When contract rules make it difficult or impossible to weed out mediocre teachers, for example . . . MPS actually has an easy way for principals to deal with bad teachers, designed collaboratively between the union and the administration, called the TEAM Program. I've seen it work, as a union rep. I've also seen principals refuse to use it when they should have--hardly a black mark against the union.
when contract rules guarantee teachers seniority-based transfer rights . . . MPS also does not have seniority-transfer rights, at least not for the vast majority of movement of teachers among schools. Those decisions are site-based, with individual schools seeking the best fit for themselves.
So if those things are not screwing up Milwaukee, what is? (cough, cough) Maybe the study's author should come here to find out. Better yet, McAdams. I've occasionally wondered how McAdams, professor of political science, would fare teaching an MPS freshman civics class. If he wants to spend a day or two with my freshmen, he knows where to find me. Alas, he has tenure (something he would likely wish to deny public school teachers) and is unlikely to leave the academy for the glamorous life of an MPS teacher.

More importantly, though, this notion that if we could just get rid of the union, everything would be all right--or at least a lot better--is dumb. Consider how probable this chain of events really is:
  1. Show teachers that you're not afraid to fire a bunch of them en masse (the "bad" ones, presumably)

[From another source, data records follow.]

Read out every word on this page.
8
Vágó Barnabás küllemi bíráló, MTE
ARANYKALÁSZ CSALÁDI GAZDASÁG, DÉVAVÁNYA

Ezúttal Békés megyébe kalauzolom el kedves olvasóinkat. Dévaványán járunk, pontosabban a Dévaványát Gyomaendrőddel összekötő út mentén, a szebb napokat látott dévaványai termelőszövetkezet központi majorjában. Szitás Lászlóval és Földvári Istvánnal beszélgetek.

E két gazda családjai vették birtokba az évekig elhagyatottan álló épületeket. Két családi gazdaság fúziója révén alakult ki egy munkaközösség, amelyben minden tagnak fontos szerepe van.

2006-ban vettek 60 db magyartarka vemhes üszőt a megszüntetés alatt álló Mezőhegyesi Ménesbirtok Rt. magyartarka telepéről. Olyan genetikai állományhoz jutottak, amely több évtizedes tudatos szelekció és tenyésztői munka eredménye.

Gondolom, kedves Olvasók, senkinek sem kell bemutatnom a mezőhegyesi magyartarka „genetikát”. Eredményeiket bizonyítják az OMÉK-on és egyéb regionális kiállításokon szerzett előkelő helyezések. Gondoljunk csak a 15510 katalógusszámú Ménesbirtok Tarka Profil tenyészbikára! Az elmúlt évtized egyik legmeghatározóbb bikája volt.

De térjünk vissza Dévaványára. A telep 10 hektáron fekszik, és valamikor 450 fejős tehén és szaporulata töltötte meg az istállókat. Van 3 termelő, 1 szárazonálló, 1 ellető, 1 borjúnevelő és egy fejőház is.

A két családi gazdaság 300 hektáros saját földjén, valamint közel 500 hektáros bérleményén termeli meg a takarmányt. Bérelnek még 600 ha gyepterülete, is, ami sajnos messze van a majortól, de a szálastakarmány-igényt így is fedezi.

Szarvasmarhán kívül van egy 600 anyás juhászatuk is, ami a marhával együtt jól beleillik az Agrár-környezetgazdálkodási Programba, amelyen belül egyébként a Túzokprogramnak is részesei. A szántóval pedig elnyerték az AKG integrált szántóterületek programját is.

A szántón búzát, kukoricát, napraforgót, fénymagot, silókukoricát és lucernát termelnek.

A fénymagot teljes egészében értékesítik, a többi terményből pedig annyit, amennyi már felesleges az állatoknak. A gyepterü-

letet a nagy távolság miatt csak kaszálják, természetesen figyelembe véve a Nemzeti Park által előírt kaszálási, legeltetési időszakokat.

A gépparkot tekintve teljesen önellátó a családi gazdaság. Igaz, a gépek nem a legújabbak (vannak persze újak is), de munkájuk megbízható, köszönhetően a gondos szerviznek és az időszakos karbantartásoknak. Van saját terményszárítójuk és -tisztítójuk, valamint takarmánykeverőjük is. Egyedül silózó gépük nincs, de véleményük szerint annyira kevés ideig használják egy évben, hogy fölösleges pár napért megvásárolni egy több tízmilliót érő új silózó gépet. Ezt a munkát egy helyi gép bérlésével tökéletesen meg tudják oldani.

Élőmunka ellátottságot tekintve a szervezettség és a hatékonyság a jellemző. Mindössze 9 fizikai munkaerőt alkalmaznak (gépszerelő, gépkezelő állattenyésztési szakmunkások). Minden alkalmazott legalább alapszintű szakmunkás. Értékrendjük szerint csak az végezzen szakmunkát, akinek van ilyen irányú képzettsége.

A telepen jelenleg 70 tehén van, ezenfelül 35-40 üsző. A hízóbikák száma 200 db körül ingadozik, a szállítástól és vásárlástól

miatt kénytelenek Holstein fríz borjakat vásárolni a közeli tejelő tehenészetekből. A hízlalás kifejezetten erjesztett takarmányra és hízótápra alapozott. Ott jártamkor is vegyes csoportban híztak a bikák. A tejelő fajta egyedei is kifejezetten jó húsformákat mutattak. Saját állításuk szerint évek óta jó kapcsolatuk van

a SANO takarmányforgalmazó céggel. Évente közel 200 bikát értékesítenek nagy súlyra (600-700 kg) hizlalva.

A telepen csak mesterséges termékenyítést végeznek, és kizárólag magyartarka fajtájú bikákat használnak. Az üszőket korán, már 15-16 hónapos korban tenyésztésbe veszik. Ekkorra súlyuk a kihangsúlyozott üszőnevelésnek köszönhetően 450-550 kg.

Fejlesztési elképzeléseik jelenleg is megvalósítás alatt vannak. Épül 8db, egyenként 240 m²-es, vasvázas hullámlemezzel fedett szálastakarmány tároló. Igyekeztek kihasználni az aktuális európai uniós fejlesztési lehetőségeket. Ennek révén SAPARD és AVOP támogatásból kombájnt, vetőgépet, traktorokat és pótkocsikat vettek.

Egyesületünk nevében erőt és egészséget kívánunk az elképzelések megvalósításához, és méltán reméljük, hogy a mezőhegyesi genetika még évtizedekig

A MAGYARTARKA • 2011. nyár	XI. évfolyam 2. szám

  2. Slash pay and benefits for those that remain (a common proposed benefit of killing the union)
  3. Eliminate the remaining teachers' ability to bargain together, as well as any job protection they may have had been counting on after seeing #1, above
  4. Then, magically, good teachers stay in, and more good teachers flock to, the most challenging district in the state to raise achievement
I don't believe it for a second. Look, I know people do not choose a life of public service like teaching for the money. But there is only so much you can take away from good teachers before they start bailing on you. We already hear, including--mostly, even--from conservatives, how many good teachers are turned away from MPS because of the residency rule. How many more will walk away when you take away job protection and bargaining rights? When you cut pay and benefits to make MPS the lowest-paid, hardest assignment in Southeastern Wisconsin?

Good luck with that.
--
Aside: I bet McIlheran blogs on this study before the week's out.